Adding to the negative sentiment is ongoing investor concern about increasing Chinese official regulation in sectors such as technology, fintech and education.
“It’s a challenging time for Asian equities with the uncertainty that has been created by the regulatory measures,” Zhikai Chen, head of Asian equities at BNP Paribas Asset Management, said.
“There was some hand-holding from the China Securities Regulatory Commission (CSRC) last week to limit the spread of the contagion and counter the popular thinking of which sector is next. That worked for a few days but then we saw the flows start to reverse again.
“From a global investors point of view … there is a short-term recalibration of risk appetite.”
Despite the Chinese tech sector woes, electric vehicle maker Li Auto launched its dual primary listing in Hong Kong on Tuesday that will raise up to $1.9 billion, according to its exchange filings.

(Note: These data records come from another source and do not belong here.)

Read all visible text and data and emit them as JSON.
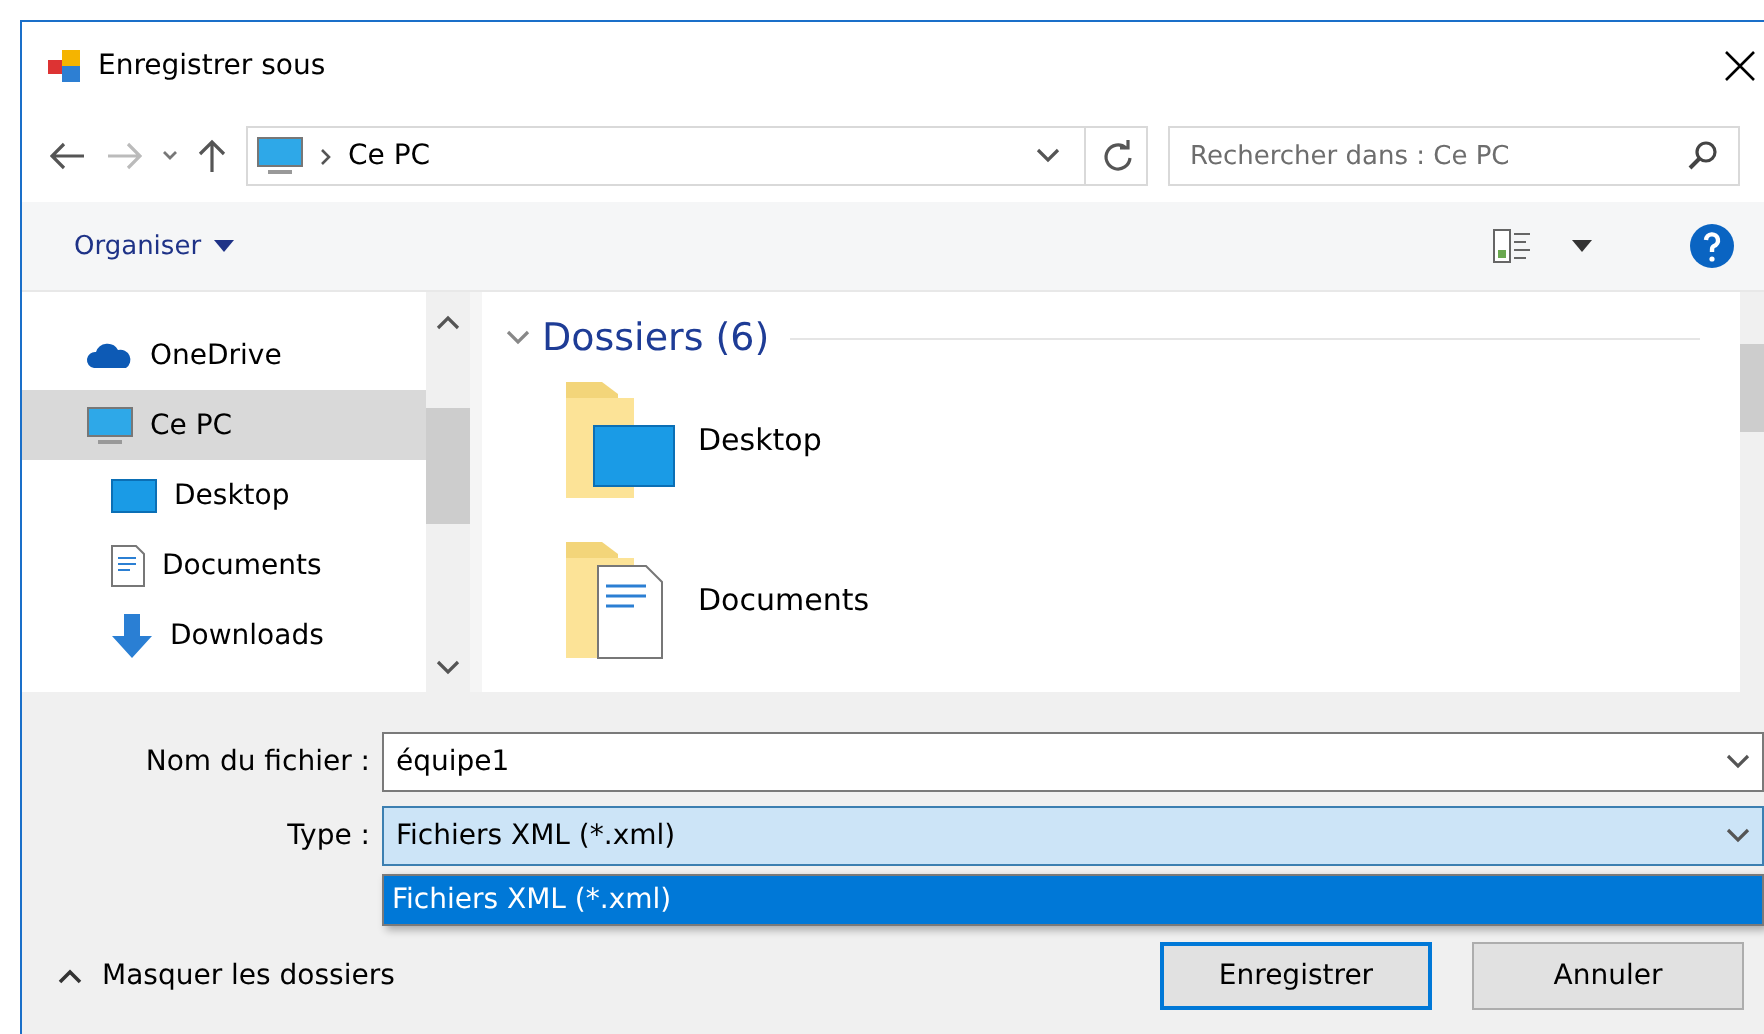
{
  "window": {
    "title": "Enregistrer sous"
  },
  "address_bar": {
    "path": [
      "Ce PC"
    ]
  },
  "search": {
    "placeholder": "Rechercher dans : Ce PC"
  },
  "toolbar": {
    "organize": "Organiser"
  },
  "nav_pane": {
    "items": [
      {
        "label": "OneDrive",
        "kind": "cloud",
        "selected": false
      },
      {
        "label": "Ce PC",
        "kind": "pc",
        "selected": true,
        "children": [
          {
            "label": "Desktop",
            "kind": "desktop",
            "selected": false
          },
          {
            "label": "Documents",
            "kind": "documents",
            "selected": false
          },
          {
            "label": "Downloads",
            "kind": "downloads",
            "selected": false
          }
        ]
      }
    ]
  },
  "content": {
    "group": {
      "title": "Dossiers (6)",
      "expanded": true
    },
    "folders": [
      {
        "label": "Desktop",
        "kind": "desktop"
      },
      {
        "label": "Documents",
        "kind": "documents"
      }
    ]
  },
  "filename": {
    "label": "Nom du fichier :",
    "value": "équipe1"
  },
  "type": {
    "label": "Type :",
    "value": "Fichiers XML (*.xml)",
    "options": [
      {
        "label": "Fichiers XML (*.xml)",
        "selected": true
      }
    ]
  },
  "hide_folders": "Masquer les dossiers",
  "buttons": [
    {
      "label": "Enregistrer",
      "default": true
    },
    {
      "label": "Annuler",
      "default": false
    }
  ]
}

The Dow Jones Industrial Average (.DJI) fell on Monday by 0.28%, the S&P 500 (.SPX) lost 0.18% and the Nasdaq Composite (.IXIC) added 0.06%.
The benchmark 10-year Treasury yield was down 5.5 basis points at 1.1839% in afternoon trading, extending a pattern of declines playing out since the spring.
The yield touched 1.151%, the lowest since July 20, shortly after an Institute for Supply Management report showed July U.S. manufacturing growth slowed for the second straight month.
Oil weakened late on Tuesday after initially gaining in the Asian time zone following a 3.3% to 3.6% decline in the United States on Monday. Analysts said the fall was the result of investors questioning whether the Delta variant would hurt global economic growth.
U.S. crude was flat to $71.26 a barrel. Brent crude was also stable at to $72.9 per barrel. Gold was slightly lower.
Spot gold was trading down 0.16% $1810.45 per ounce.